SPD-Politiker Roth nennt Antrag »schäbig«
Der SPD-Politiker Michael Roth hat den Antrag der CDU/CSU-Fraktion scharf kritisiert. »Diesen Versuch von CDU und CSU, bei so einem sensiblen Thema die Koalition spalten zu wollen, finde ich tendenziell schäbig«, sagte der Vorsitzende des Auswärtigen Ausschusses im Bundestag der Deutschen Presse-Agentur. Der Bundestag müsse genutzt werden, um der Bevölkerung in diesen schwierigen Zeiten Orientierung zu geben. »Wir brauchen jetzt schnell einen breiten Konsens in der deutschen Politik«, mahnte er.

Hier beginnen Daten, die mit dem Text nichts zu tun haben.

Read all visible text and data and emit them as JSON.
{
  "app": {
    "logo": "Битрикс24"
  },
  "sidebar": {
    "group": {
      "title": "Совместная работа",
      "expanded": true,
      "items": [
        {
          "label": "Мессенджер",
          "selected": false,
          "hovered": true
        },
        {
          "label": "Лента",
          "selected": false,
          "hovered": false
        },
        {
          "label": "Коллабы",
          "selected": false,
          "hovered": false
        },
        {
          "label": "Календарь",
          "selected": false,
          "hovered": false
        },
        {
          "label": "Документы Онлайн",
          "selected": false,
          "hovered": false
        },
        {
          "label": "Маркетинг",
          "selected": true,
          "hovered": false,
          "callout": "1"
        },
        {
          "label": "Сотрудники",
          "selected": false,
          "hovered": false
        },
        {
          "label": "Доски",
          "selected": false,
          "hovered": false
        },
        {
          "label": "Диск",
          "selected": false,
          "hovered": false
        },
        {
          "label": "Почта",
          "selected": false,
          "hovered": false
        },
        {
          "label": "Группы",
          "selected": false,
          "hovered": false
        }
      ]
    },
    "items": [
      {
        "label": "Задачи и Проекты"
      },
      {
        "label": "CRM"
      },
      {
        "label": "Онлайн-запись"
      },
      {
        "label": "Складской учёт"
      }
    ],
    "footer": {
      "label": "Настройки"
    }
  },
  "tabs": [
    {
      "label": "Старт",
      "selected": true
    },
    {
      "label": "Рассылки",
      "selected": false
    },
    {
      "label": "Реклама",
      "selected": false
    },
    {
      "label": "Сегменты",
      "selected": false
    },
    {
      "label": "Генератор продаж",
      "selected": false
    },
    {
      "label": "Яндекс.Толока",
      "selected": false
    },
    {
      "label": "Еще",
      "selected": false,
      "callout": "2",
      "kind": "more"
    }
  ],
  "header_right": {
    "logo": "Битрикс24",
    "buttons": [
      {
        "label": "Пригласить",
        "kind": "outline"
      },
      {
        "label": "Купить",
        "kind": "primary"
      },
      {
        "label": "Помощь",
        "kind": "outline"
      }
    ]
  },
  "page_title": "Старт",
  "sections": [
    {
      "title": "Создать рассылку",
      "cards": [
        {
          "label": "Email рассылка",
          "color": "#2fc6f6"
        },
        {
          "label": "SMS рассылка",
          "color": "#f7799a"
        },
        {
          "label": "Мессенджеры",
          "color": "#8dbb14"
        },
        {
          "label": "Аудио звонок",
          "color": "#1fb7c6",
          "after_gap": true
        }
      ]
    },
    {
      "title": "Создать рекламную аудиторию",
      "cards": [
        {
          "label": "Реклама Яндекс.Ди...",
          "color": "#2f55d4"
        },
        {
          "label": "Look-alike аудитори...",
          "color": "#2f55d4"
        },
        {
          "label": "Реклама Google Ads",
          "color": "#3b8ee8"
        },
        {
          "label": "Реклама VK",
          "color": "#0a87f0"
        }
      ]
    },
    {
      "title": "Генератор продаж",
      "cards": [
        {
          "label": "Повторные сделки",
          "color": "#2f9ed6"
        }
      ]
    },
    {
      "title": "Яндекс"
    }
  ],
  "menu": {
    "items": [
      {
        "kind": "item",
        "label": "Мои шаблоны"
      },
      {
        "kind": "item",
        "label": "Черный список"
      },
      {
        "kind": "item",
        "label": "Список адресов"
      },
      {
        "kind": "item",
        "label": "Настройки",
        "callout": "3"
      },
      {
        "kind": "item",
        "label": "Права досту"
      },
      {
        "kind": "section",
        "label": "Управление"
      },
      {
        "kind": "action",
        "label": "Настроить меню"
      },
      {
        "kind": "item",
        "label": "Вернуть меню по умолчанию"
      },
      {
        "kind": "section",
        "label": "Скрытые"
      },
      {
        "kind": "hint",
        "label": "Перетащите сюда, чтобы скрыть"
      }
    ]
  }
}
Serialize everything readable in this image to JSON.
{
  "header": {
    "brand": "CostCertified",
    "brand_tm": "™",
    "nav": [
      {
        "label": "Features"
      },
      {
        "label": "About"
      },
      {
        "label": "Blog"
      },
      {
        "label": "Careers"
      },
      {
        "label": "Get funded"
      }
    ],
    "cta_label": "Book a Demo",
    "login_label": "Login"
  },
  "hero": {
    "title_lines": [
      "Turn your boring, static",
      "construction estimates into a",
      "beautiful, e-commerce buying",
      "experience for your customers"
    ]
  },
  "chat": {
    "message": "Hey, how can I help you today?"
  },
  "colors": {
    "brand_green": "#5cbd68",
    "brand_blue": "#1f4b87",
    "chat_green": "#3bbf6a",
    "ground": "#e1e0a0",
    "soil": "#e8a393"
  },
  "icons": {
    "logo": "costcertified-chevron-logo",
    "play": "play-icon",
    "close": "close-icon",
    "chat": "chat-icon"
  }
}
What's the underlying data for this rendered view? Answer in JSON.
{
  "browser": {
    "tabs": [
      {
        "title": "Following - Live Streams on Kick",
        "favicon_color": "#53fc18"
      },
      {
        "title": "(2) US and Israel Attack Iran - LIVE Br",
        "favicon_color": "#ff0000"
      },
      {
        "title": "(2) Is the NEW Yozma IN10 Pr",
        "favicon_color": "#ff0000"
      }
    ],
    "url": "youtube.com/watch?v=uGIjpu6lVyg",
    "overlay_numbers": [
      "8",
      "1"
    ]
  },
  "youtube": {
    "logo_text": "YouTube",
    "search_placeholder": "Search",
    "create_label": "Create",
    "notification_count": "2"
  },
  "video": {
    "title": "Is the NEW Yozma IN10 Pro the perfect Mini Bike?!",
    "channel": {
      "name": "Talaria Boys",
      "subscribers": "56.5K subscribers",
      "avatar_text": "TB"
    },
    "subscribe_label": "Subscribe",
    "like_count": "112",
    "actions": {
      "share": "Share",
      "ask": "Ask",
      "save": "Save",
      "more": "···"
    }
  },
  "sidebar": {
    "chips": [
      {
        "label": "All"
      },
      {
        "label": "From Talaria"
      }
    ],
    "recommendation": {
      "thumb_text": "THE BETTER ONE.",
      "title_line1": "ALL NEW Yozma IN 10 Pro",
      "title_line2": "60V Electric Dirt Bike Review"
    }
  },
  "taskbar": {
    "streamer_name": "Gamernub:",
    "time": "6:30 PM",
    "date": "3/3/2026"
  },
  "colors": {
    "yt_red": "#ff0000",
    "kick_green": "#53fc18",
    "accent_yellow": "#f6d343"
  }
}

Roth befürwortete grundsätzlich die Lieferung schwerer Waffen aus Nato-Staaten. »Ich kann dem Bundeskanzler nur zustimmen: Wir müssen uns mit unseren Partnern in Nato und EU eng abstimmen«, sagte er. »Und inzwischen werden ja aus Nato-Staaten auch sogenannte schwere Waffen geliefert. Hier gibt es also inzwischen eine Verständigung innerhalb des Bündnisses. Gut so!«
Auch für eine direkte Lieferung schwerer Waffen durch die deutsche Industrie zeigte Roth sich offen. Dabei müssten Fragen wie Ausbildungsmöglichkeiten, sicherer Transport und Möglichkeiten zur Wartung abgewogen werden. »Da habe ich den Eindruck, dass man auch hierfür in enger Zusammenarbeit mit den Staaten, die unmittelbar an die Ukraine angrenzen, beispielsweise Polen, Slowakei oder Rumänien, rasch vernünftige Lösungen finden kann.« Der Bundesregierung liegen mehrere Anträge für die Lieferung schwerer Waffen in die Ukraine vor, über die sie noch entscheiden muss.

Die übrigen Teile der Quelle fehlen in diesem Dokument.